Fuels

Which Cities Filled Up the Most?

A look at how stay-at-home orders affected gas buying across the country
gas buddy driving activity
Photograph courtesy of GasBuddy

BOSTON — GasBuddy recently shared how the top 50 most populous U.S. cities ranked in fueling activities during a pandemic at the height of stay-at-home orders.

On average, a person in Dallas visited the pump nearly twice as often as one living in Las Vegas between March 1 to May 31, 2020, according to the new report. In the same time span, a person in Birmingham, Ala. bought 31% more gasoline than someone in Los Angeles.

Demand for fuel has been at record lows across the nation since the COVID-19 outbreak. According to Pay with GasBuddy data between March 1 to May 31, American consumers made on average 2.8 fuel transactions per month, a drop from the usual 4.5 times per month prior to the outbreak.

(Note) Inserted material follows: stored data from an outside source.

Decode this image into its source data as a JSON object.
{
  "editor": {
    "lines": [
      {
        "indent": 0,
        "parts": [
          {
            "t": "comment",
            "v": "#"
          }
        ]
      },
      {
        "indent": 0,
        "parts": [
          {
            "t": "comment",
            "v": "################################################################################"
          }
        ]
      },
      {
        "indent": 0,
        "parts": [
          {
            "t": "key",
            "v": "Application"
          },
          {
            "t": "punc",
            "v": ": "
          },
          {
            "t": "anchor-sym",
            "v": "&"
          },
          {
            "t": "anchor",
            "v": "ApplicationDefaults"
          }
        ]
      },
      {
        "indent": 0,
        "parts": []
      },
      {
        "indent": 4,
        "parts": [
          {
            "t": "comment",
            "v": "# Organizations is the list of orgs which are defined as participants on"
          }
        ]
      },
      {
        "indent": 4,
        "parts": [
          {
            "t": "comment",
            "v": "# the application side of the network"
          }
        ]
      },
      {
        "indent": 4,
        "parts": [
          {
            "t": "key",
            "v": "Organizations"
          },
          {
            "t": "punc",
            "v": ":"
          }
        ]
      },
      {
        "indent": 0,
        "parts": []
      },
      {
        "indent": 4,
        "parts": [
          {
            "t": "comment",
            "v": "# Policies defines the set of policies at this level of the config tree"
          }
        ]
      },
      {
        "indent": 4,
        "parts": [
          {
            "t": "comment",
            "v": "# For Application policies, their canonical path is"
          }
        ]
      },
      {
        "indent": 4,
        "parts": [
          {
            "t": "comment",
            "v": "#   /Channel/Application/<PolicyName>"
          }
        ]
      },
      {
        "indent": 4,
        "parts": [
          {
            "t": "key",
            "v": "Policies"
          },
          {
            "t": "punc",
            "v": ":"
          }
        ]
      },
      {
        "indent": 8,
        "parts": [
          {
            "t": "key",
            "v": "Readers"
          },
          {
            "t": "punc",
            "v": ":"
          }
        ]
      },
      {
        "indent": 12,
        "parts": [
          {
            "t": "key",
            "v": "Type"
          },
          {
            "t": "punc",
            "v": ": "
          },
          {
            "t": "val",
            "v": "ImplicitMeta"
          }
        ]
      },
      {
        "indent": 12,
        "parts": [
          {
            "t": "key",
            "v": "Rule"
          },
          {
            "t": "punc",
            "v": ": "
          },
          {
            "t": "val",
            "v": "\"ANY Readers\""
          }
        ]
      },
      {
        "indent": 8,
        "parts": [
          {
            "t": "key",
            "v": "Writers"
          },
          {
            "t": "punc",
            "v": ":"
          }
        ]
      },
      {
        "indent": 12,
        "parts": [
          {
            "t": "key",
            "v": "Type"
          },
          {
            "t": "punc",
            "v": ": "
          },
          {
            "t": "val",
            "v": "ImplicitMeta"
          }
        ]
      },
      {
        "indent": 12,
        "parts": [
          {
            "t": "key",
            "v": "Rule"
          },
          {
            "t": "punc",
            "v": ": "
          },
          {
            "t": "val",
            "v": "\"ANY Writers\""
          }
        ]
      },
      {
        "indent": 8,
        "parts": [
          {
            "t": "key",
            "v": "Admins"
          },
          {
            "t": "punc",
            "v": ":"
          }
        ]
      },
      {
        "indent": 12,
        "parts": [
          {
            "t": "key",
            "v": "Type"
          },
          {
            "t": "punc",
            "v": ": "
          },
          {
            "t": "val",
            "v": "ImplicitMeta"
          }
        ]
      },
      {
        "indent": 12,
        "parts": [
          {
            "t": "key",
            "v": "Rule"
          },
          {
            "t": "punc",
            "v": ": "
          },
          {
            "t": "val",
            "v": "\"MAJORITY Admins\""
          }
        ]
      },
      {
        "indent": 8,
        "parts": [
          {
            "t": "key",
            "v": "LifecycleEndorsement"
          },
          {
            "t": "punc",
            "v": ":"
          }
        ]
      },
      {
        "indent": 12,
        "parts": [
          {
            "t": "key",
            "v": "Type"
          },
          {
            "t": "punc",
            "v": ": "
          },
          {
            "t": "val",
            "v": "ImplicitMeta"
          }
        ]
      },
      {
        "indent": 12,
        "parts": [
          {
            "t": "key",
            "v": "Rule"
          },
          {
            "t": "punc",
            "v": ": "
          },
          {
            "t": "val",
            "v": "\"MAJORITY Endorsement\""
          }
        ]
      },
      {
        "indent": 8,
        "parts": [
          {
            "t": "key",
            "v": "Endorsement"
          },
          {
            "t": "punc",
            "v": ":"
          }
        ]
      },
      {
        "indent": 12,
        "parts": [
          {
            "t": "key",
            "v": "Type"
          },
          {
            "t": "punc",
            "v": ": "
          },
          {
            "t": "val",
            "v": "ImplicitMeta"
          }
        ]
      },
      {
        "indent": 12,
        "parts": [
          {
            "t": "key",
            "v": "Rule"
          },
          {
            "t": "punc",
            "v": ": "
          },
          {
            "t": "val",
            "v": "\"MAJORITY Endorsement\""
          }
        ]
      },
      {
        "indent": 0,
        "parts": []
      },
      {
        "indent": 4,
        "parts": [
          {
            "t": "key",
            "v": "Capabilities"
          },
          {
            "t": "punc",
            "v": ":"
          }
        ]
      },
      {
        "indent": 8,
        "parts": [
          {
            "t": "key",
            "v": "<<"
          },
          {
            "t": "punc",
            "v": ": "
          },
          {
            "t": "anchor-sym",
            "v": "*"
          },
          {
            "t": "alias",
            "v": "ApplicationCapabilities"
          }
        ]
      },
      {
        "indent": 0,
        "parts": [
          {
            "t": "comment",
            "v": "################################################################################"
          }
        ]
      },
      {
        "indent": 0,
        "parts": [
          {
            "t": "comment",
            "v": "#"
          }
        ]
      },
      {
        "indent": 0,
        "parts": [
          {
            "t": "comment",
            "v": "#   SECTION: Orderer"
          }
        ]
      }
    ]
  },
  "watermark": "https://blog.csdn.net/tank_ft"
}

Cities that saw more frequent visits to the gas pump were clustered in the Great Lakes region, five out of the top 10, and Texas, three out of the top 10. While cities with the fewest fuel transactions were centered in California and the East Coast.

Various factors play a role as to why there were more fueling activities in certain cities than others.

  • Volatile gas prices: The Great Lakes region saw some of the lowest gas prices in more than a decade. Each day brought a new “record-low” price enticing residents to make frequent visits to their local station to take advantage. This is further evident when looking at Chicago. Chicago saw the most transactions after Dallas, however, it didn’t make it to the top 10 as a city that purchased the most volume of gasoline. This signals that people were making frequent trips to the pump but purchasing small amounts.
  • Local economy: A city like Las Vegas has been ground zero for the American job crisis. With much of its economy dependent on the leisure and hospitality industry, it leaves very little activity in the city when there is no tourism. The same can be said about Detroit, also on the list of fewest fuel transactions, with the closing of its casinos in March.  
  • Varying stay-at-home orders: Texas had one of the shortest stay-at-home orders, while California had one the longest and strictest, which are reflected strongly in GasBuddy’s fuel transaction data. This played a role in whether people had places to go from commuting to work or visiting friends.

Founded in 2000, Boston-based GasBuddy allows users to locate gas stations based on fuel prices, location, ratings and reviews.